Serbest Bölgelerimizi de stratejik bir yaklaşımla tekrar ele alıyoruz. Hedefimiz belirli alanlarda ihtisaslaşmaya dayanan “Özel Ekonomi Bölgeleri” kurmaktır. Yatırımcıları cezbedecek imkânlar sağlayacak olan özel ekonomi bölgeleri ile lojistik, taşıt bakım-onarımı, Ar-Ge, tarım, yatçılık ve sağlık gibi konularda ihtisas serbest bölgeleri kurulmasını hedefliyoruz. Bu bölgelerin tamamında, ihracata önemli katkı sağlayacak faaliyetlerin yürütülmesini öngörüyoruz.

İmzalanmış 18 STA'mız (Serbest Ticaret Anlaşması) bulunmaktadır. Bunların 16'sı yürürlükte, ikisi iç onay sürecindedir.
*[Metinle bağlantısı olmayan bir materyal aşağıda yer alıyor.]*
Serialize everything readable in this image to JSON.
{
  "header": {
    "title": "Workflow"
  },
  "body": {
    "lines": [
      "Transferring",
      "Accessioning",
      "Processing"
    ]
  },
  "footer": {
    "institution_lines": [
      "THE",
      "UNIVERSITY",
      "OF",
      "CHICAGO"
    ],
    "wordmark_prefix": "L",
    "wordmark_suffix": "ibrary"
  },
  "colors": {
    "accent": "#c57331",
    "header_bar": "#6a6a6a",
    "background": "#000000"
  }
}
Son olarak Güney Kore ile müzakereleri tamamlanan STA, 25 Mart 2012 tarihinde paraflanmış olup, söz konusu anlaşmanın Haziran ayında imzalanması beklenmektedir. 13 ülke veya ülke grubu ile STA'larımız ise müzakere aşamasındadır.


“Gelişmekte olan ülkelerin rolü artıyor”

Önümüzdeki orta vadeli süreci ülkemiz ve dünya açısından nasıl görüyorsunuz? Gelişmekte olan ve gelişmiş ülkeler açısından beklentiler farklı mı?

Geride kalan döneme baktığımızda, gelişmekte olan ülkelerin dünya ekonomisindeki ve ticaretindeki rolünün arttığını görüyoruz. Bütün göstergeler, gelecekte de bu eğilimin devam edeceğini destekliyor. 2009-2011 döneminde yıllık ortalama GSYH büyümesi, gelişmiş ülkelerde %0,4, gelişmekte olan ülkelerde ise %5,5 oldu. IMF tahminlerine göre, 2012-2013 döneminde de bu oranların sırasıyla %1,7 ve %5,9 olması bekleniyor.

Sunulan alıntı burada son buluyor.